Ulrich R G, Cramer C T, Adams L A, Kletzien R F
Investigative Toxicology Unit, Pharmacia & Upjohn, Inc., Kalamazoo, MI 49007, USA.
Cell Biochem Funct. 1998 Jun;16(2):77-85. doi: 10.1002/(SICI)1099-0844(199806)16:2<77::AID-CBF769>3.0.CO;2-U.
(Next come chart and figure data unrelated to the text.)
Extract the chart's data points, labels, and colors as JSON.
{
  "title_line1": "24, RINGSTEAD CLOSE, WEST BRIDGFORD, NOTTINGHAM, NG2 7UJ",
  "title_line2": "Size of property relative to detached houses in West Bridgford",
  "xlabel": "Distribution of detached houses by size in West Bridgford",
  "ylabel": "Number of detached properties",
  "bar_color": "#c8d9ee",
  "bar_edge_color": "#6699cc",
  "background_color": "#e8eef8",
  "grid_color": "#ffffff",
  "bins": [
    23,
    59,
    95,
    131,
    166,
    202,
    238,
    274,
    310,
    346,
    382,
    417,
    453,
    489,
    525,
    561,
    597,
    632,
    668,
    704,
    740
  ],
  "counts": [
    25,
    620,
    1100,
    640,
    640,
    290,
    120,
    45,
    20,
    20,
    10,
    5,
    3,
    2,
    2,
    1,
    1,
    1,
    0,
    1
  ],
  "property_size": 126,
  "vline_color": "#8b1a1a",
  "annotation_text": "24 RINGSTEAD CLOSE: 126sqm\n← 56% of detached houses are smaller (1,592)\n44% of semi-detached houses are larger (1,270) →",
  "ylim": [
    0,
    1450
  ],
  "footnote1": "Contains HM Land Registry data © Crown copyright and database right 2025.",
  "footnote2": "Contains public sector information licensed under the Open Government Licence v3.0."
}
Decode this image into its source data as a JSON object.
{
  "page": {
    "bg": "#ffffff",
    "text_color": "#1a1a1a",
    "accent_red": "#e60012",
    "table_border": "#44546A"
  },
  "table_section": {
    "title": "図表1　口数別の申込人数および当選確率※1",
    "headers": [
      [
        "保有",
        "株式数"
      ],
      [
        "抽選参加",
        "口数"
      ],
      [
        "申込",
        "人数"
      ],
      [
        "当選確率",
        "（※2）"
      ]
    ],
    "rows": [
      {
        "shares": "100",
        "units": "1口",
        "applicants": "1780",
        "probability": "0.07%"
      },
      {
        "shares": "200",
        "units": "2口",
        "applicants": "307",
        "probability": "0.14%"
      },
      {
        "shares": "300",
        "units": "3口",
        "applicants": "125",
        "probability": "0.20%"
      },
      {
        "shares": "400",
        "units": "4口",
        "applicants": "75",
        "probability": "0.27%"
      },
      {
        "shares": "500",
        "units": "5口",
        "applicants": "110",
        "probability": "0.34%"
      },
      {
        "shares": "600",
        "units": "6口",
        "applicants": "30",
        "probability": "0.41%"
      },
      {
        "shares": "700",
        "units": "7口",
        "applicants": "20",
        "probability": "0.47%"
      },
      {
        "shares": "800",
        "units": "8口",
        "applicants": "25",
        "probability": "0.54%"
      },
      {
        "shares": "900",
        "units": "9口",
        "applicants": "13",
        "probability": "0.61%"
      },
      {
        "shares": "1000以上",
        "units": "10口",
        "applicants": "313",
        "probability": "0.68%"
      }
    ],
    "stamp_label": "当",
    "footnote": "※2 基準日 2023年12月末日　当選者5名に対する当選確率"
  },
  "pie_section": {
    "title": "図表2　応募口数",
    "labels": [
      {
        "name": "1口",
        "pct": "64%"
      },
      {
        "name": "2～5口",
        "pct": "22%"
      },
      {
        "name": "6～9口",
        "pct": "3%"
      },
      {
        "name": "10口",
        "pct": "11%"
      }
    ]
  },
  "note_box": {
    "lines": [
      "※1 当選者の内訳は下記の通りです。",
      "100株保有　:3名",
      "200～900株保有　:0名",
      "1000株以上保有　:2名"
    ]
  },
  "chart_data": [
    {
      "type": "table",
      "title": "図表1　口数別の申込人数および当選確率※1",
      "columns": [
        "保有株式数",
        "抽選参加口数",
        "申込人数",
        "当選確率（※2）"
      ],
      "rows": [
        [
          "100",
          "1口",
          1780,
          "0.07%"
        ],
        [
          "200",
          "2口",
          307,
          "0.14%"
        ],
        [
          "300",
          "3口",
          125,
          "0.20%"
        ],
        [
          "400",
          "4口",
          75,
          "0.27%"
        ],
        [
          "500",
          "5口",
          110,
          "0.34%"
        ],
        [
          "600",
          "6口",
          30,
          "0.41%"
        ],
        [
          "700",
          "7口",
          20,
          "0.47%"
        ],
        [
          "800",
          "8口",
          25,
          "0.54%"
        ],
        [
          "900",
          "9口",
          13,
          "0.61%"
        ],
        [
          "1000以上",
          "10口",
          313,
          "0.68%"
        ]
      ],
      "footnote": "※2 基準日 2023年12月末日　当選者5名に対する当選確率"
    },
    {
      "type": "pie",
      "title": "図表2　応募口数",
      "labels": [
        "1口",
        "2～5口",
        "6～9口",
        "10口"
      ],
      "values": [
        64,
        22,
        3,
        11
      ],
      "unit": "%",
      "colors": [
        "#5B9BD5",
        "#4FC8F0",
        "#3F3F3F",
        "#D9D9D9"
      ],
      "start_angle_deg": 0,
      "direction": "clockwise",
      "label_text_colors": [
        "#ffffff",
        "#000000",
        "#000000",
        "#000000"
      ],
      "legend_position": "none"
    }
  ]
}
Many hepatocellular activities may be proximally regulated by intracellular signalling proteins including mitogen-activated protein kinases (MAPK). In this study, signalling events from epidermal growth factor (EGF) and insulin were examined in primary cultured human and rat hepatocytes. Using Western immunoblots, rat and human hepatocytes were found to produce a rapid tyrosine phosphorylation of the EGF receptor and MAPK following 0.5-1 min exposure to EGF. Phosphorylation of p42 and p44 MAPK was observed following 2.5 min exposure to EGF. Insulin treatment produced phosphorylation of the insulin receptor beta subunit; she phosphorylation was not observed. MAPK phosphorylation corresponded with a shift in molecular weight and an increase in kinase activity. Insulin-dependent activation of MAPK was unequivocally observed only in human hepatocytes, though a slight activation was detected in rat. Co-treatment with insulin and EGF produced phosphorylation and complete electrophoretic shift in molecular weight of MAPK, with an additive or synergistic increase in enzyme activity in rat but not human hepatocytes; human hepatocyte MAPK was maximally stimulated by EGF alone. Glucagon pretreatment blocked phosphorylation, gel mobility shift and kinase activity of MAPK induced by insulin but only partially blocked EGF-induced MAPK activation in human hepatocytes. Glucagon also reduced the activation of MAPK by EGF in rat hepatocytes. Pre-treatments with forskolin or cyclic AMP analogues diminished in the insulin-, EGF- and insulin plus EGF-dependent activation of MAPK in rat hepatocytes without effecting phosphorylation of receptors or MAPK. These results indicate that although EGF and insulin may both signal through the MAPK/ras/raf/MAPK pathway, the response for MAPK differs between these ligands and between species. Further, in both rat and human, glucagon exerts its effects through a cyclic AMP-dependent mechanism at a level in the insulin and EGF signal transduction pathways downstream of MAPK but promixal to MAPK. The partial inhibition of EGF-induced MAPK phosphorylation by glucagon in human hepatocytes provides further evidence for a raf-1-independent pathway for activation of MAPK.
许多肝细胞活动可能受到包括丝裂原活化蛋白激酶(MAPK)在内的细胞内信号蛋白的近端调节。在本研究中,对原代培养的人及大鼠肝细胞中表皮生长因子(EGF)和胰岛素的信号转导事件进行了检测。通过蛋白质免疫印迹法发现,大鼠和人肝细胞在暴露于EGF 0.5 - 1分钟后,EGF受体和MAPK会迅速发生酪氨酸磷酸化。暴露于EGF 2.5分钟后,观察到p42和p44 MAPK的磷酸化。胰岛素处理导致胰岛素受体β亚基发生磷酸化;未观察到其磷酸化。MAPK磷酸化与分子量的变化及激酶活性的增加相对应。仅在人肝细胞中明确观察到胰岛素依赖性的MAPK激活,尽管在大鼠中检测到轻微激活。胰岛素和EGF共同处理导致MAPK磷酸化以及分子量完全电泳迁移,在大鼠而非人肝细胞中酶活性呈相加或协同增加;人肝细胞中的MAPK仅由EGF单独最大程度地刺激。胰高血糖素预处理可阻断胰岛素诱导的MAPK磷酸化、凝胶迁移率改变及激酶活性,但仅部分阻断人肝细胞中EGF诱导的MAPK激活。胰高血糖素还降低了大鼠肝细胞中EGF对MAPK的激活。用福斯可林或环磷酸腺苷类似物预处理可减少大鼠肝细胞中胰岛素、EGF及胰岛素加EGF依赖性的MAPK激活,而不影响受体或MAPK的磷酸化。这些结果表明尽管EGF和胰岛素可能都通过MAPK/ras/raf/MAPK途径发出信号,但这些配体之间以及不同物种之间对MAPK的反应有所不同。此外,在大鼠和人中,胰高血糖素均通过环磷酸腺苷依赖性机制在MAPK下游但在MAPK近端的胰岛素和EGF信号转导途径水平发挥作用。胰高血糖素对人肝细胞中EGF诱导的MAPK磷酸化的部分抑制为MAPK激活的raf - 1非依赖性途径提供了进一步证据。